Presentation
A Red Cross volunteer hands out biscuits to a group of undocumented migrants arriving in a cayuco boat in the port of Los Cristianos, Tenerife, on 20 August 2006. A Red Cross volunteer mops the floor of the tent where they were treated moments before.
Biography
Fernando García Arévalo, (Castellar de la Frontera, Cádiz, 1967), is a photographer by profession, but has journalism as his great vocation. He studied photography in Madrid and since 1995 has been working as a freelance photographer and collaborating with the Cover agency. From an early age, he had to write the texts that accompanied his images in media reports. Journalism has been his passion and his way of life for the last 30 years.
His work has shown the world the irregular passage of people through the Strait of Gibraltar. In 1992, he froze the image of the first patera, after spending a month and a half camped day and night on the shores of the Strait of Gibraltar. More than 20 years and 17 countries have passed through his lens. All of the Maghreb, the Middle East, and Black Africa, their armed conflicts and migratory dramas.
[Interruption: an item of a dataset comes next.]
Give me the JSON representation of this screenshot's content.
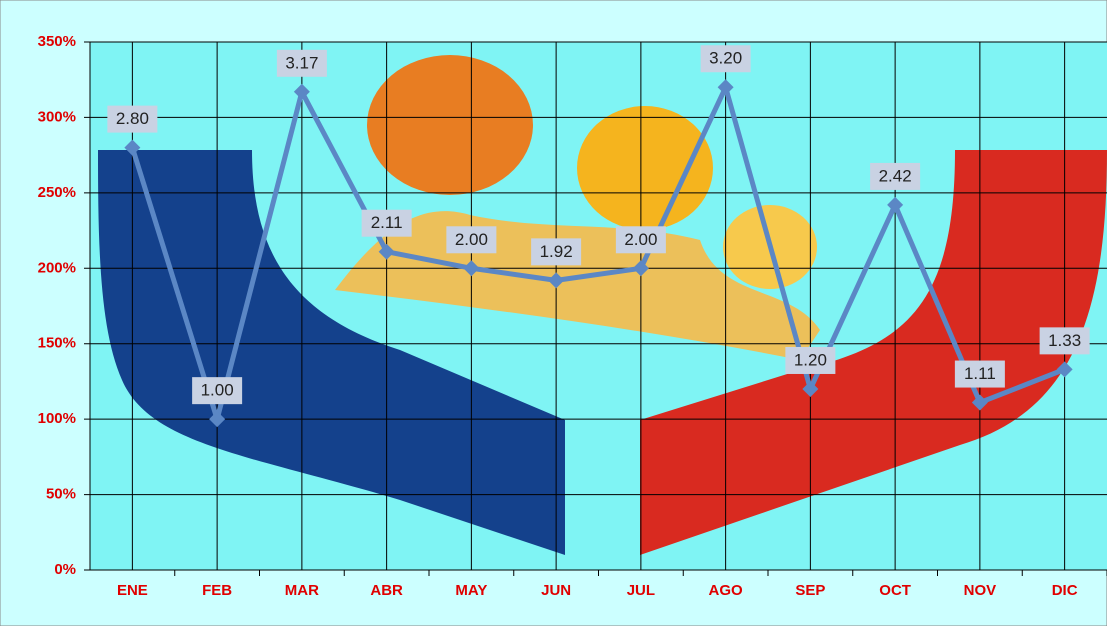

In 2000 he won first prize in the Gijón Photojournalism Competition. Among his numerous exhibitions is En lo más ancho del estrecho, a series of 55 images on the drama of immigration on the coast of Cádiz. This initiative was recognized by the Andalucía de Migraciones Awards, which he received again in 2004 for the report Esperanza Rota (Broken Hope), in which he recounts the repatriation journey of the bodies of several immigrants in an irregular situation who died on the beaches of Cádiz.